Je me régale volontiers de toutes les cuisines du monde mais j’avoue que les cuisines françaises et d’Outre-mer restent mes préférées. Quoi de plus savoureux qu’une blanquette traditionnelle pour se réchauffer l’hiver ? Quoi de meilleur qu’un bon steak de qualité avec de bonnes frites maison ? Les gastronomies française et d’outre-mer sont tellement riches de produits et tellement diversifiées selon les régions que l’on peut largement s’en contenter. Ce n’est pas un hasard si notre gastronomie est inscrite au Patrimoine immatériel de l’UNESCO. Le monde nous envie notre bien et bon manger, le ballet des amuse-bouches, entrées, plats, fromage et dessert… Pourquoi aller voir ailleurs ?

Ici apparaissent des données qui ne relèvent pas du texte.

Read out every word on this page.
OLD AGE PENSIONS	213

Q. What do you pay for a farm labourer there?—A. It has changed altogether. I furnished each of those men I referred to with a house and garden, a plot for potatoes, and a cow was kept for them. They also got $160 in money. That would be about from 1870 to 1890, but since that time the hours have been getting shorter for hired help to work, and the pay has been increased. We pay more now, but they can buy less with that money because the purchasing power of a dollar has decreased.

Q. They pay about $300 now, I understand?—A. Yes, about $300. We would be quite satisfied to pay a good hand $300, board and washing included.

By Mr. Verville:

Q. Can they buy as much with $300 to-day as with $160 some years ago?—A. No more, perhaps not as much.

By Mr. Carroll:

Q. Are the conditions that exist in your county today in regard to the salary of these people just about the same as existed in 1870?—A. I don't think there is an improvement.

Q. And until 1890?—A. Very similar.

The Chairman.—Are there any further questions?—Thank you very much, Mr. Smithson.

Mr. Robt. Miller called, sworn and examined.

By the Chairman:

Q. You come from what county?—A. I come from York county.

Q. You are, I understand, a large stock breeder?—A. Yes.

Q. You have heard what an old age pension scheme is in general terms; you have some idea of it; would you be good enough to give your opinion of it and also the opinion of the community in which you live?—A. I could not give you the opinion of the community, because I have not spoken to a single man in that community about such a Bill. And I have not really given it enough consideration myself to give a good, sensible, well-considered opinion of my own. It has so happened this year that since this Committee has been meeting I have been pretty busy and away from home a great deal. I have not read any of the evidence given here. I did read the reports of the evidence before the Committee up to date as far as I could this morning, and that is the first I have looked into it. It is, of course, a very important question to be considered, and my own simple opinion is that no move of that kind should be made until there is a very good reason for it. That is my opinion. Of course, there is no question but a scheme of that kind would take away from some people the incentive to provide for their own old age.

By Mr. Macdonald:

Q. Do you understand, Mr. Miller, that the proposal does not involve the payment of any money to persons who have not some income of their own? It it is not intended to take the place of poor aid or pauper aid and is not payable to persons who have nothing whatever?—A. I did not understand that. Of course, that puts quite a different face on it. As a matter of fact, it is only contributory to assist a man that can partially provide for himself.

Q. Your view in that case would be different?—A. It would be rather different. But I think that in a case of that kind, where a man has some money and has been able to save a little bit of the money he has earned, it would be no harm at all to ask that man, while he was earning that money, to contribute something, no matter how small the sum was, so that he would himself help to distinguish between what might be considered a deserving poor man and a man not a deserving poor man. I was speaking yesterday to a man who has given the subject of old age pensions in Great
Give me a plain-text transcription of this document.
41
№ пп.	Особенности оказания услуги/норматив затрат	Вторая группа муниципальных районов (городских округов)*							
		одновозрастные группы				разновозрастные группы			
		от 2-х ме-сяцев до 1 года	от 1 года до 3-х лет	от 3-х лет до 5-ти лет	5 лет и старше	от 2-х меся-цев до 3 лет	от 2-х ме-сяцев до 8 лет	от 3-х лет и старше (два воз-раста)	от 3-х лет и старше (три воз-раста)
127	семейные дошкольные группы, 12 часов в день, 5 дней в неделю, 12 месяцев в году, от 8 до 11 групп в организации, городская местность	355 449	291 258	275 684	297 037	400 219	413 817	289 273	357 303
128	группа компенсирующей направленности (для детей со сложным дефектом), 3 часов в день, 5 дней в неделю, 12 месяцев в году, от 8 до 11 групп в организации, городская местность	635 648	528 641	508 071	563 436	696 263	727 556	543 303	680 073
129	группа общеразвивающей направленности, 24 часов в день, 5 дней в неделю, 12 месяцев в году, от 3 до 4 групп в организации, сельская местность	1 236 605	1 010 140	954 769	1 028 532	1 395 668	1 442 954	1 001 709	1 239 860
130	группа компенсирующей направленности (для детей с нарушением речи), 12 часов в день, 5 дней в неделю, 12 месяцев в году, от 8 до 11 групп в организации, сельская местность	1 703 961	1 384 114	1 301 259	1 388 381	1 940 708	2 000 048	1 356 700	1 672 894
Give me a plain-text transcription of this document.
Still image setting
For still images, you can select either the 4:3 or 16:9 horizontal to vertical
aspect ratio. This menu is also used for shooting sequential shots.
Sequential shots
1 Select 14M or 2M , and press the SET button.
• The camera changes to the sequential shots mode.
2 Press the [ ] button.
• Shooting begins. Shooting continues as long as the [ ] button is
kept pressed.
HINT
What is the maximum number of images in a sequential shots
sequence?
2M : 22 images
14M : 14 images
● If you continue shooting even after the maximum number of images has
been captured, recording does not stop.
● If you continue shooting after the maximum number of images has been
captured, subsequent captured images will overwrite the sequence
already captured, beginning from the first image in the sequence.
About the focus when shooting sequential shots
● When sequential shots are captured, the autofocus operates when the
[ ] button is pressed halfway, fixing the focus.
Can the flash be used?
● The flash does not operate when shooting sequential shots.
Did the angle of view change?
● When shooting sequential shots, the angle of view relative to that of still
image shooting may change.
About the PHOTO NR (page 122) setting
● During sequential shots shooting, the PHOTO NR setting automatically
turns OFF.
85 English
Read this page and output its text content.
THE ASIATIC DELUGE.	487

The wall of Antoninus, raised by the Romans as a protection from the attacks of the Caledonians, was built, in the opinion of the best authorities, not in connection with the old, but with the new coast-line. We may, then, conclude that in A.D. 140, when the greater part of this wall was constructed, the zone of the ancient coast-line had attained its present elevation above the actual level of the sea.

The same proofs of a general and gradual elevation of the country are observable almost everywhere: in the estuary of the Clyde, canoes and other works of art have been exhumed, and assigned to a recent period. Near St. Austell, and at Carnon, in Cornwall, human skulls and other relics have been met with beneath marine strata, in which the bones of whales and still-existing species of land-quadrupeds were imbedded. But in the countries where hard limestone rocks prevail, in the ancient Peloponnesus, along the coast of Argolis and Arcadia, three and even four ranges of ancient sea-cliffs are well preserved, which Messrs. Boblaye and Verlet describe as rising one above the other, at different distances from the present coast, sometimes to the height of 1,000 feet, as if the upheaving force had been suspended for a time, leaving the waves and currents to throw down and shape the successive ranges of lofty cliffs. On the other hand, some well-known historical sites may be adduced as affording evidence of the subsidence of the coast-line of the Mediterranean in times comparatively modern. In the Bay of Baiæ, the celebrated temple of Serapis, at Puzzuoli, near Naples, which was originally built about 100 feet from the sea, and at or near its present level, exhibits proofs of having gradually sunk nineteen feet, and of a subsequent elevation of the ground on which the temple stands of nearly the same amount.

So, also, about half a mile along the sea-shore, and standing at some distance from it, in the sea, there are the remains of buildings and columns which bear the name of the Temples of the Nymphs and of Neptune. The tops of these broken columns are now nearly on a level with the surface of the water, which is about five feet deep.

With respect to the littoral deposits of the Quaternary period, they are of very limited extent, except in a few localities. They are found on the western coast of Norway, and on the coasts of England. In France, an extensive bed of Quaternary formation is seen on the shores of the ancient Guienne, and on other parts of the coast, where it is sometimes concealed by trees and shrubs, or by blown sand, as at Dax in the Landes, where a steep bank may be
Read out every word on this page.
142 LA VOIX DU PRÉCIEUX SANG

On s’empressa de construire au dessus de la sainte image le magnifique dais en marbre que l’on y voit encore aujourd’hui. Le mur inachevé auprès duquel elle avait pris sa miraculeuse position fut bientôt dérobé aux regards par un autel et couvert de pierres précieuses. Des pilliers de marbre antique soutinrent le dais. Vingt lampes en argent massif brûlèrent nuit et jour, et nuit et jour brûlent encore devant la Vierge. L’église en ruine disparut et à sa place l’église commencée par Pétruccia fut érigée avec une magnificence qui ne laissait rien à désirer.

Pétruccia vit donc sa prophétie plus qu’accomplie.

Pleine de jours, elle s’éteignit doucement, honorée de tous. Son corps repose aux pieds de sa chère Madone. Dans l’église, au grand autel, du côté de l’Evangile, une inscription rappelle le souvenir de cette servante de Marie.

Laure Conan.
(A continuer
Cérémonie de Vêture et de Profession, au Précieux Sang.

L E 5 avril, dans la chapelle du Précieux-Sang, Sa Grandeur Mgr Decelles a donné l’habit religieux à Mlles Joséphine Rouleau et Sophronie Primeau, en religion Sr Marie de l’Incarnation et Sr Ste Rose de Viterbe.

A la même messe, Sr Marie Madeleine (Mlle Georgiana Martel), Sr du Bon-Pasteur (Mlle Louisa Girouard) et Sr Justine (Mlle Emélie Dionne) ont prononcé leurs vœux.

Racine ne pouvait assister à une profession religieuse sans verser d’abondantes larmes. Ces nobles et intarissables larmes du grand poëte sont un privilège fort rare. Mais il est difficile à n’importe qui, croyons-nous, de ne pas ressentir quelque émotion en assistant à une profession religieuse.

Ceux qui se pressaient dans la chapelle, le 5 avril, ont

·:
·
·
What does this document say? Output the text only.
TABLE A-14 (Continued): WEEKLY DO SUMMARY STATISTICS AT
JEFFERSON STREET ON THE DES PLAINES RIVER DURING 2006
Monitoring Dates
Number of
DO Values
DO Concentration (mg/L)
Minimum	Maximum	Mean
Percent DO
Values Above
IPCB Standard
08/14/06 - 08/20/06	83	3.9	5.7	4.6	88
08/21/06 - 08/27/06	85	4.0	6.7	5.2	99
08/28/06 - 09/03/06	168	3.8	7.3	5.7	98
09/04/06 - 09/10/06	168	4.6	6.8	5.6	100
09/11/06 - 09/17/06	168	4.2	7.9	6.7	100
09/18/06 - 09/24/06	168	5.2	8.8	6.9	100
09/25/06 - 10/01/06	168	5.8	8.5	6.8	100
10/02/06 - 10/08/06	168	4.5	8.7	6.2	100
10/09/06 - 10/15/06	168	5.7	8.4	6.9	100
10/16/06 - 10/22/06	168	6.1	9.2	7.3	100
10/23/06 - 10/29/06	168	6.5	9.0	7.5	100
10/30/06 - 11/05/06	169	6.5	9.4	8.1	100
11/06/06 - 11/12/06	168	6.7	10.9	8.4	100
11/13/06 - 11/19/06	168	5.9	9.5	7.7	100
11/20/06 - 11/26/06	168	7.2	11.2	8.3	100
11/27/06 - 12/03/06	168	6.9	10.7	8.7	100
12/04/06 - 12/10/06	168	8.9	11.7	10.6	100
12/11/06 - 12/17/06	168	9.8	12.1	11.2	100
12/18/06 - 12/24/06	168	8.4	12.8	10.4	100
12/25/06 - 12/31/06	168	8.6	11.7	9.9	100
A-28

Qu’est-ce qui vous donne la pêche ?
En tant que cuisinière, voir mes assiettes revenir essuyées, léchées. Là, je pète la forme ! En tant que gourmet, déguster un plat goûteux, sans faute qui écarquille mes papilles. J’aime la cuisine simple pas chichiteuse préparée avec de bons produits. Les fleurs, la déco, cela ne m’intéresse pas.
La cerise sur le gâteau ?
Vous êtes mal tombée car je n’aime pas les desserts… Mais j’adore tous les fruits de mon île. Une bonne mangue, mmmh, un ananas bien sucré, mmmh, une papaye à chair épaisse et bien sucrée je craque, je fonds même.
Racontez-vous des salades ?
Je la cuisine et même de toutes les sortes.
Quel est le piment de la vie ?
La santé d’abord. Bien vivre, c’est essentiel. Vivre avec les autres c’est encore mieux.
Où vous voyez-vous lorsque vous serez fripée comme une pomme reinette ?
Dans mon île avec un petit restaurant de deux ou quatre tables pour accueillir les gens qui viendraient voir "Mamie Babette" en tenue créole. Je mijoterai de bons petits plats et je chanterai sûrement pendant le repas. J’adore chanter. Ce serait une fin de vie agréable, non ?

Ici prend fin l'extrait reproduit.